This paper develops a novel hyperparameter tuned DL for automated image captioning (HPTDL-AIC) technique. The HPTDL-AIC technique encompasses two major parts, namely encoder and decoder. The encoder part utilizes Faster SqueezNet with the RMSProp model to generate an effective depiction of the input image via inserting it into a predefined length vector. At the same time, the decoding unit employs a bird swarm algorithm (BSA) with long short-term memory (LSTM) model to concentrate on the generation of the description sentences. The designs of RMSProp and BSA for the hyperparameter tuning process of the Faster SqueezeNet and LSTM models show the novelty of the work. In order to examine the HPTDL-AIC technique’s enhanced outcomes, a series of simulations were performed on two benchmark datasets. In short, the contributions of these studies are summarized as follows:

• Develops a novel HPTDL-AIC technique for the automated image captioning process;
• Aims to create correct descriptions for the input images by the use of encoder–decoder structure;
• Employs the Faster SqueezeNet with RMSProp model for the extraction of visual features that exist in the image;
• Presents a BSA with LSTM as a language modeling tool to generate description sentences and decodes the vector into sentences;
• Validate the performance of the HPTDL-AIC technique using two benchmark datasets and inspect the results under several aspects.

The rest of the study is organized as follows. Section 2 offers a detailed description of the HPTDL-AIC technique, and its experimental analysis take place in Section 3. Lastly, Section 4 draws the major findings of the study with future scope.

2. Literature Review

Ren et al. [9] presented an advanced decision-making architecture for captioning images. They employ value and policy networks to collectively produce captions. The value network acts as a lookahead and global guidance by estimating each possible extension of the present state. In addition, the policy network acts as local guidance by offering the confidence of forecasting the following word as per the present state. It alters the aim of forecasting the accurate word towards the aim of creating captions that are the same as the ground truth caption. Kesavan et al. [10] systematically analyzed distinct deep DNN-based pre-trained models and image caption generation methods to accomplish the effective models by finetuning. The examined model contains with and without ‘attention’ concepts for optimizing the caption generation capacity. Each model is trained on a similar dataset for actual comparison.

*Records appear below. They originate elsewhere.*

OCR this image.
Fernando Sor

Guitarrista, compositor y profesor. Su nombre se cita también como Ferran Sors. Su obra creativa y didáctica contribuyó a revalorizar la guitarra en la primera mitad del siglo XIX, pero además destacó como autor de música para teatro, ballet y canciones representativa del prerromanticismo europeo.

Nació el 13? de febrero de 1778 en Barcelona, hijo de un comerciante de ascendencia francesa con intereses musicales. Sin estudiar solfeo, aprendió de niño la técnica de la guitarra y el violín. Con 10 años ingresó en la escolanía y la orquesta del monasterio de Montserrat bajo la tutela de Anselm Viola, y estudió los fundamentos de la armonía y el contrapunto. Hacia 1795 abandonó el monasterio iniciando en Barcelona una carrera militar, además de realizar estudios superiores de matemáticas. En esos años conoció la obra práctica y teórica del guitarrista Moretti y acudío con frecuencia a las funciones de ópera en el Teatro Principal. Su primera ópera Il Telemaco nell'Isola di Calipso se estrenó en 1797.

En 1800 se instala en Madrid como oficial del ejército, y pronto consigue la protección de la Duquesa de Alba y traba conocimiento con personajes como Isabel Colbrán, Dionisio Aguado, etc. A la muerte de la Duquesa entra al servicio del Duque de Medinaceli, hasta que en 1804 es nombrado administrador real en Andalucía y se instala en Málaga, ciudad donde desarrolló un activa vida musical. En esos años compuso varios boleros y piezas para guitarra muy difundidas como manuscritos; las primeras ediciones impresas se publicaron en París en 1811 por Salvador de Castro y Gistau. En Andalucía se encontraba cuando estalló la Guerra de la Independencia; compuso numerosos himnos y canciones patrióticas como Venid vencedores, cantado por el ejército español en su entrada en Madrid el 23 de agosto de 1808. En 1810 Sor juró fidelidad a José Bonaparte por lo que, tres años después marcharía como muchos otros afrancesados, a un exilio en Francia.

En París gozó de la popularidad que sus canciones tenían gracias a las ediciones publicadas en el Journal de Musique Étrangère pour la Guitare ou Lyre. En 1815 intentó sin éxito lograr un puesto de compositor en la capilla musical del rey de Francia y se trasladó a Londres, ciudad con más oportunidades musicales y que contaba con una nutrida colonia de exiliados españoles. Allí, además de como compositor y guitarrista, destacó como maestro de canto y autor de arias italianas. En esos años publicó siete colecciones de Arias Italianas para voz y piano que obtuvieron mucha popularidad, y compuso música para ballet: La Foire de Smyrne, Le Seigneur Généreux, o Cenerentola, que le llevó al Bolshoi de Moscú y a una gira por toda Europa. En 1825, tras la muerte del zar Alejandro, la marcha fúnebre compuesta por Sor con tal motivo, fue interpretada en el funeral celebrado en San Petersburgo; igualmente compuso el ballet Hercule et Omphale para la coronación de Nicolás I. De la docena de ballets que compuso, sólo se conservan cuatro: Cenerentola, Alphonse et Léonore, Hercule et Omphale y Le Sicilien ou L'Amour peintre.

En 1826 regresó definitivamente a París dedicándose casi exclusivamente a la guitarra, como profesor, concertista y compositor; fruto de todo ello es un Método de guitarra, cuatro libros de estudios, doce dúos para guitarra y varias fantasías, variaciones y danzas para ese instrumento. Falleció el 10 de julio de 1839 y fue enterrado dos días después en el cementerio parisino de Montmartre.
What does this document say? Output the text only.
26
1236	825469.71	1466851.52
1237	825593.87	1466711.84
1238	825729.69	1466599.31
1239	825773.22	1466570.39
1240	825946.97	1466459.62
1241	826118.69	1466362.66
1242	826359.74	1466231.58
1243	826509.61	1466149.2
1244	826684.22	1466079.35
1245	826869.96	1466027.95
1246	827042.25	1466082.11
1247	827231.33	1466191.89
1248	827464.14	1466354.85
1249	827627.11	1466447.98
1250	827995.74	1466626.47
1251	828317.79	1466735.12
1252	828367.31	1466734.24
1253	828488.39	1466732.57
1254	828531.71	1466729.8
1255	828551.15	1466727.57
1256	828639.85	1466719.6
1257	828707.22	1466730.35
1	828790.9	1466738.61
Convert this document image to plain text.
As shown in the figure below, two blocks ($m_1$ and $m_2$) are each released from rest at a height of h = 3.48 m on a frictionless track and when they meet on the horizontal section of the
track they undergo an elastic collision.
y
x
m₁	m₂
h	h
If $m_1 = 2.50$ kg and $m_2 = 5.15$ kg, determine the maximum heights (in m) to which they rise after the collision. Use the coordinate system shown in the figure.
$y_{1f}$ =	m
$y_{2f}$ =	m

Wang et al. [11] presented a multi-layer dense attention approach for image captioning process. The authors utilized a faster recurrent convolutional neural network (Faster R-CNN) for the extraction of image features as the coding layer, the long short-term memory (LSTM) attend can be utilized for decoding the multi-layer dense attention approach, and the description text is created. The hyperparameters of the model are tuned by the use of strategy gradient optimization in reinforcement learning. The utilization of the dense attention scheme at the coding layer eliminates the interference of non-salient information and selectively outputs the respective description text for the decoding procedure.

Sharma [12] proposed a novel image captioning method that considers the text present in the image. The study employs the idea of the morphology of the word and, therefore, creates Fisher Vectors-based morphology of a word. The presented method is estimated on two open-source datasets. The caption generated by the presented approach is similar to advanced art captioning models. Cheng et al. [13] proposed a semi-supervised DL approach, named the N-gram + Pseudo Label NIC technique. The approach integrates present DNN systems, for example, pseudo labels, N-gram, and NIC (Neural Image Caption) methods. This technique produces pseudo labels by the N-gram search method and enhances the effects of the method by employing people’s descriptive habits and previous knowledge of the N-gram tables.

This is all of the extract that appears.